John Lynch: 'In places that are perennial losers, it’s obvious'
Posted by: Chris Vannini on Tuesday February 14, 2017
How did a TV analyst land the 49ers general manager job, and how was it kept a secret?
John Lynch joined The MMQB’s podcast recently to recount how he landed the role. The former NFL player and active FOX broadcaster had done some scouting work on the side for John Elway and the Broncos in the past. After the Falcons reached the Super Bowl, Lynch called Kyle Shanahan to congratulate him on the success, and the conversation moved to Shanahan’s plans for the 49ers and Lynch's scouting work.
“This talk with Kyle starts going on, and he says, ‘Would you be interested?’” Lynch recalled. “We start talking about the work I had done, how I would approach it. Kyle called me back about a half-hour later and say, ‘I can’t stop thinking about this. Would you talk with Jed?’ Next thing you know, Jed York and I are on the phone.”
When the 49ers announced Lynch’s hire, it surprised almost everyone. In a business where rumors, chatter and leaks happen all the time, Lynch said he would pull out if his name got out.
There were three reasons Lynch wanted it quiet. He didn’t want to create anxiety for his kids until there was an offer, he didn’t want to blindside FOX, and he wanted to test the 49ers.

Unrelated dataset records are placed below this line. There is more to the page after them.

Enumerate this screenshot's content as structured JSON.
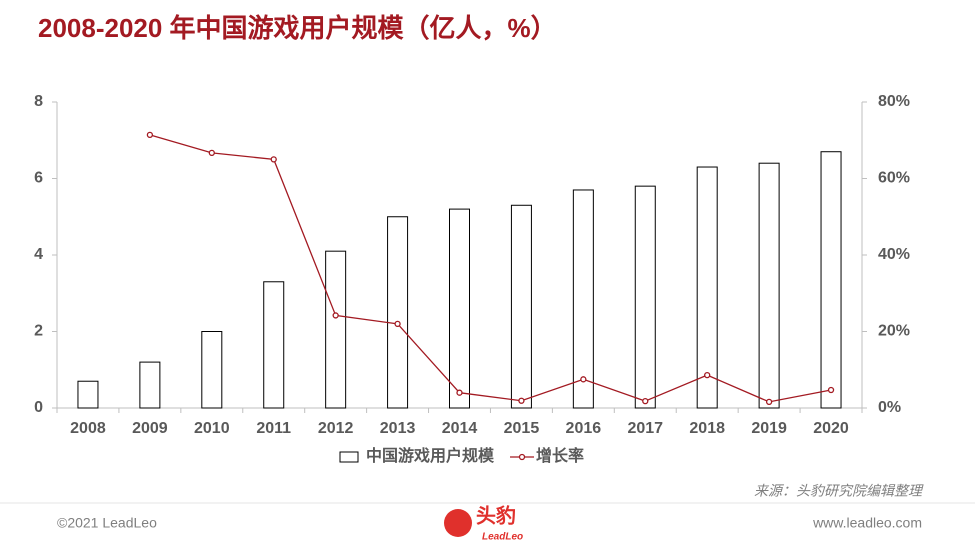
{
  "chart_data": {
    "type": "bar",
    "title": "2008-2020 年中国游戏用户规模（亿人，%）",
    "categories": [
      "2008",
      "2009",
      "2010",
      "2011",
      "2012",
      "2013",
      "2014",
      "2015",
      "2016",
      "2017",
      "2018",
      "2019",
      "2020"
    ],
    "series": [
      {
        "name": "中国游戏用户规模",
        "type": "bar",
        "color": "#ffffff",
        "values": [
          0.7,
          1.2,
          2.0,
          3.3,
          4.1,
          5.0,
          5.2,
          5.3,
          5.7,
          5.8,
          6.3,
          6.4,
          6.7
        ]
      },
      {
        "name": "增长率",
        "type": "line",
        "axis": "y2",
        "color": "#a31a22",
        "values": [
          null,
          71.4,
          66.7,
          65.0,
          24.2,
          22.0,
          4.0,
          1.9,
          7.5,
          1.8,
          8.6,
          1.6,
          4.7
        ]
      }
    ],
    "ylim": [
      0,
      8
    ],
    "yticks": [
      0,
      2,
      4,
      6,
      8
    ],
    "y2lim": [
      0,
      80
    ],
    "y2ticks": [
      {
        "value": 0,
        "label": "0%"
      },
      {
        "value": 20,
        "label": "20%"
      },
      {
        "value": 40,
        "label": "40%"
      },
      {
        "value": 60,
        "label": "60%"
      },
      {
        "value": 80,
        "label": "80%"
      }
    ],
    "grid": false,
    "legend": "bottom",
    "source": "来源：头豹研究院编辑整理"
  },
  "footer": {
    "copyright": "©2021 LeadLeo",
    "logo": "头豹",
    "logo_sub": "LeadLeo",
    "website": "www.leadleo.com"
  }
}
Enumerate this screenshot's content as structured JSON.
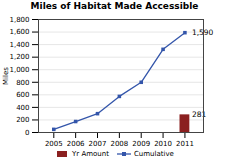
{
  "chart_data": {
    "type": "combo",
    "title": "Miles of Habitat Made Accessible",
    "x": [
      2005,
      2006,
      2007,
      2008,
      2009,
      2010,
      2011
    ],
    "xlim": [
      2004.3,
      2011.85
    ],
    "xticks": [
      2005,
      2006,
      2007,
      2008,
      2009,
      2010,
      2011
    ],
    "ylim": [
      0,
      1800
    ],
    "yticks": [
      0,
      200,
      400,
      600,
      800,
      {
        "value": 1000,
        "label": "1,000"
      },
      {
        "value": 1200,
        "label": "1,200"
      },
      {
        "value": 1400,
        "label": "1,400"
      },
      {
        "value": 1600,
        "label": "1,600"
      },
      {
        "value": 1800,
        "label": "1,800"
      }
    ],
    "ylabel": "Miles",
    "grid": true,
    "legend": "bottom",
    "series": [
      {
        "name": "Yr Amount",
        "type": "bar",
        "color": "#8B2020",
        "values": [
          null,
          null,
          null,
          null,
          null,
          null,
          281
        ]
      },
      {
        "name": "Cumulative",
        "type": "line",
        "color": "#3355AA",
        "marker": "square",
        "values": [
          50,
          175,
          300,
          575,
          800,
          1325,
          1590
        ]
      }
    ],
    "annotations": [
      {
        "text": "1,590",
        "x": 2011,
        "y": 1590
      },
      {
        "text": "281",
        "x": 2011,
        "y": 281
      }
    ]
  }
}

“I had read the stories that there were a lot of leaks out of that San Francisco building,” Lynch said. “I said, ‘Jed, it’s very important to me. Actually, it’s a non-starter. If this gets out, my name is out of the hat.’ It worked. It stayed quiet. One person had the story, and he’s a good man because he never leaked it. I told him the reasons why. He’s a father, and I said, ‘As a father, I’m asking you to hold onto it.’ He did.”
Both Lynch and Shanahan received eye-opening 6-year contracts, especially notable given Lynch’s lack of experience. But York said it was a sign of stability and confidence in them.
As Lynch gets to work on the job, the relationship with Shanahan is the most important thing to him. Lynch traveled around the league meeting with teams as a TV analyst, and he noticed what worked and what didn’t.
He admits he doesn’t know salary cap and agent negotiations yet, and the staff he hires will be key, but he knows football. He needs to know what Shanahan wants. It'll be an uphill battle to remake a roster lacking much talent.
“I need to sit down and say, ‘What is it you’re looking for?’ We’ve got to be together. The best organizations, the one thing I saw at places where there is a successful culture — John Schneider and Pete Carroll are as good as anybody, they’re lockstep. Dan Quinn and (Thomas) Dimitroff, they’re speaking the same language. Belichick has a different model, but everyone’s in the same direction.
“In places that are perennial losers, it’s obvious as soon as you step in the door. Because the personnel guy is saying, ‘If we had someone coaching this guy,’ and coaches are saying, ‘If I had any players,’ and everyone’s blaming each other. Harmony, lack of ego, all those things are critical to making this thing happen.”